La semaine s'annonce décisive pour la maison de couture Christian Lacroix, placée en redressement judiciaire début juin, les éventuels candidats à sa reprise devant déposer leur offre au plus tard lundi.

L'administrateur judiciaire chargé du dossier, Régis Valliot, a reçu plusieurs«marques d'intérêt» pour la reprise de la griffe, dont celle de la société de conseil Bernard Krief Consulting (BKC), a-t-on indiqué à son cabinet.Outre BKC, deux autres repreneurs potentiels se sont manifestés, «dont un fournisseur», a indiqué à l'AFP Guillaume Martin, du cabinet d'expertise Méric et Associés, désigné par le comité d'entreprise (CE) de Christian Lacroix SNC.

Selon un membre du CE, qui a souhaité garder l'anonymat, «beaucoup de dossiers ont été retirés auprès de l'administrateur judiciaire».

Créée en 1987 avec l'appui du numéro un mondial du luxe LVMH qui l'a vendue en 2005 au groupe américain Falic, spécialisé dans le duty free, la maison Christian Lacroix a enregistré l'an dernier 10 millions d'euros de pertes, pour un chiffre d'affaires de 30 millions d'euros. Elle compte 125 salariés.
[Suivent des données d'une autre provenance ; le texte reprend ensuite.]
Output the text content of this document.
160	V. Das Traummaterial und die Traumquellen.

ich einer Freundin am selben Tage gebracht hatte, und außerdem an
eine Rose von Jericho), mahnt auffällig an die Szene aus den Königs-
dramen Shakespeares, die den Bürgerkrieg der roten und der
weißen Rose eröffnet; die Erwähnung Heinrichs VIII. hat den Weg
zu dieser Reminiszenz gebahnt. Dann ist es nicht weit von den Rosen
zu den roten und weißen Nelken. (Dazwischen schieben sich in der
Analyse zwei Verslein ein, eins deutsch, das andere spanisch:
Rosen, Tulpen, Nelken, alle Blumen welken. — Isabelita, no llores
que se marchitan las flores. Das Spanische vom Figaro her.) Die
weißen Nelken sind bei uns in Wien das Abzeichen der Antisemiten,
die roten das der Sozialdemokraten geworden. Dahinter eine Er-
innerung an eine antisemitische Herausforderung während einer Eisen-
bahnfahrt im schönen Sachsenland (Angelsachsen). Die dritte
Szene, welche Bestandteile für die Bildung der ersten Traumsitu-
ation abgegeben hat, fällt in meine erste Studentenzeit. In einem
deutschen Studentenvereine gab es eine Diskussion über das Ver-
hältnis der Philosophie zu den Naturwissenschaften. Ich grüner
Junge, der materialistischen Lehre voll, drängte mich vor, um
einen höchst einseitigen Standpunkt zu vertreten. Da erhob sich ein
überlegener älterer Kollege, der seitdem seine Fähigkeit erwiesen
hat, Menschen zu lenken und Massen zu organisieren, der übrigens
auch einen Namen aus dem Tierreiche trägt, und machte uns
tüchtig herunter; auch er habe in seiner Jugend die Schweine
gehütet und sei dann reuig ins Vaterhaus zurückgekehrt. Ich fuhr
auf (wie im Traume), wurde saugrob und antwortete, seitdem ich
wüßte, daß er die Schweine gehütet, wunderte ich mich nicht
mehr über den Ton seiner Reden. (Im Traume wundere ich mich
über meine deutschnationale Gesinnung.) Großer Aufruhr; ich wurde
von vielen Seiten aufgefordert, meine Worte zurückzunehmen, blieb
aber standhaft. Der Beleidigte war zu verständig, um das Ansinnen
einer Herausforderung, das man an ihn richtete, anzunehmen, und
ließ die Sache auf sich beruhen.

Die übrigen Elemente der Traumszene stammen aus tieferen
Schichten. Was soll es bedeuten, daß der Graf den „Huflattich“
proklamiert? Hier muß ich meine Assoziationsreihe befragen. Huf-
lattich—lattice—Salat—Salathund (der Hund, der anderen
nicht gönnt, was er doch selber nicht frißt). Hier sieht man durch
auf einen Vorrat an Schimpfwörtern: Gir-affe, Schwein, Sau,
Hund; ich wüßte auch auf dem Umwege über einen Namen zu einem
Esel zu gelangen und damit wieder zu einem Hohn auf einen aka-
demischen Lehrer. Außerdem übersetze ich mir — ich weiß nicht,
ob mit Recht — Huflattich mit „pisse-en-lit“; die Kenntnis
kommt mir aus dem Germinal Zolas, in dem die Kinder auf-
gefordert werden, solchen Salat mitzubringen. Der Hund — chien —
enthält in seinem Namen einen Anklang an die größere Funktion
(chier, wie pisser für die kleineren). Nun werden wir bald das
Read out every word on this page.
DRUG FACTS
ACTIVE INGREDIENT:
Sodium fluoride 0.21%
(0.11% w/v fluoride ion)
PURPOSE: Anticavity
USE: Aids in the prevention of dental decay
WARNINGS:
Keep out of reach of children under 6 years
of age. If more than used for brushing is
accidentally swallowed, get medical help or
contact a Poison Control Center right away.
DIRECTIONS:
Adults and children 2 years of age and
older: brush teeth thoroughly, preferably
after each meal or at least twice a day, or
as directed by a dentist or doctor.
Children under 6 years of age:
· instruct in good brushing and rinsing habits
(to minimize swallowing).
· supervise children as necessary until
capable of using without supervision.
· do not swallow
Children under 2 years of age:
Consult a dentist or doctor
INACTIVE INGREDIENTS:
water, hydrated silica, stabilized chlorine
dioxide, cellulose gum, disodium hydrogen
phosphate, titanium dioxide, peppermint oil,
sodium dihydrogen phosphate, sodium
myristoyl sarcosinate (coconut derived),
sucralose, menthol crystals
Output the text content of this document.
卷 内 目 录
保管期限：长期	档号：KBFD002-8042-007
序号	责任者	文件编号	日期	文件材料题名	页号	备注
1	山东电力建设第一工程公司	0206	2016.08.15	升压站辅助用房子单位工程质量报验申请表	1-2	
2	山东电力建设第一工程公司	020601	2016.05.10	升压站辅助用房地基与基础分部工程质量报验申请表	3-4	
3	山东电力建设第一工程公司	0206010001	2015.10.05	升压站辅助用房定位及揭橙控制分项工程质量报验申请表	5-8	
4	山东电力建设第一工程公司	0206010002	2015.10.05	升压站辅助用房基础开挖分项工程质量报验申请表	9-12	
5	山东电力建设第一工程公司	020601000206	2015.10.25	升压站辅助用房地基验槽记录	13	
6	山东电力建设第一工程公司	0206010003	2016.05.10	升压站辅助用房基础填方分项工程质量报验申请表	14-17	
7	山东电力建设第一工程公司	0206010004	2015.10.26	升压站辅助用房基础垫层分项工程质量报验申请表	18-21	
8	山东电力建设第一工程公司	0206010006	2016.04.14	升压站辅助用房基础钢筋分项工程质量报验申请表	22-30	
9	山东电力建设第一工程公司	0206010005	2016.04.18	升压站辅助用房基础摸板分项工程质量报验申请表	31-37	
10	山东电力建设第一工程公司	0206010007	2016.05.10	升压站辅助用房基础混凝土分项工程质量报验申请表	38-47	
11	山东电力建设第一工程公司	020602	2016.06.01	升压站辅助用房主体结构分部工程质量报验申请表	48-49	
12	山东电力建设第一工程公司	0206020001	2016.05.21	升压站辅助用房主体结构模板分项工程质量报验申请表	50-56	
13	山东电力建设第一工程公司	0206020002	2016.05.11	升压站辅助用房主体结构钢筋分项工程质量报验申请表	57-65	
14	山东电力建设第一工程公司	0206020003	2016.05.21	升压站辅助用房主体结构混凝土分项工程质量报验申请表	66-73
Le plan social prévoit la suppression de 112 emplois.

Le comité d'entreprise doit se réunir une nouvelle fois mardi après-midi.

Le précédent du CE, mercredi, avait notamment entendu les conclusions du cabinet Méric et Associés.

Les experts plaident pour un prêt-à-porter haut de gamme et non pas de luxe, au côté de la haute couture, avec des collections intemporelles et une distribution recentrée sur un nombre de marchés restreint.

«La haute couture, ça perd de l'argent, c'est le budget de communication de la marque», explique M. Martin. «Derrière, si vous n'assurez pas des lignes de produits qui rencontrent un succès commercial, vous n'arrivez jamais à amortir le choc et à tirer bénéfice de votre investissement en termes de création.»

Selon l'expert, des coûts «ont dérapé» et ils «peuvent être réduits assez sévèrement» pour diminuer le déficit et «donner du sens à la déclinaison en prêt-à-porter haut de gamme». A condition de ne pas «repartir tous azimuts», mais de «recapitaliser sur les vrais acquis de la présence de la marque sur certains marchés».

Le cabinet préconise aussi une «interpellation du pouvoir politique» car avec Christian Lacroix, «on touche quand même au patrimoine culturel français», estime M. Martin, en regrettant qu'«il n'y ait pas eu de mobilisation d'autres groupes de luxe» comme PPR (Gucci, Yves Saint Laurent, Balenciaga, Boucheron...) ou Hermès.

Christian Lacroix a déjeuné vendredi avec le ministre de la Culture Frédéric Mitterrand, mais rien n'a filtré de cet entretien.

M. Mitterrand avait exprimé début juillet sa volonté de «contribuer à trouver une solution» pour la maison de couture, estimant que sa disparition serait «un désastre culturel».

Les salariés, quant à eux, «ne bougent pas, ils sont plutôt fatalistes», constate un membre du CE. La mobilisation, «ce n'est pas dans la culture de l'entreprise», qui ne compte pas de syndicat, explique-t-il. Les salariés «ont gagné un mois, parce que normalement les lettres (de licenciement) auraient dû partir fin juillet», ajoute-t-il. Mais «ils s'attendent à recevoir leur lettre au retour des vacances et à ne plus revenir dans l'entreprise».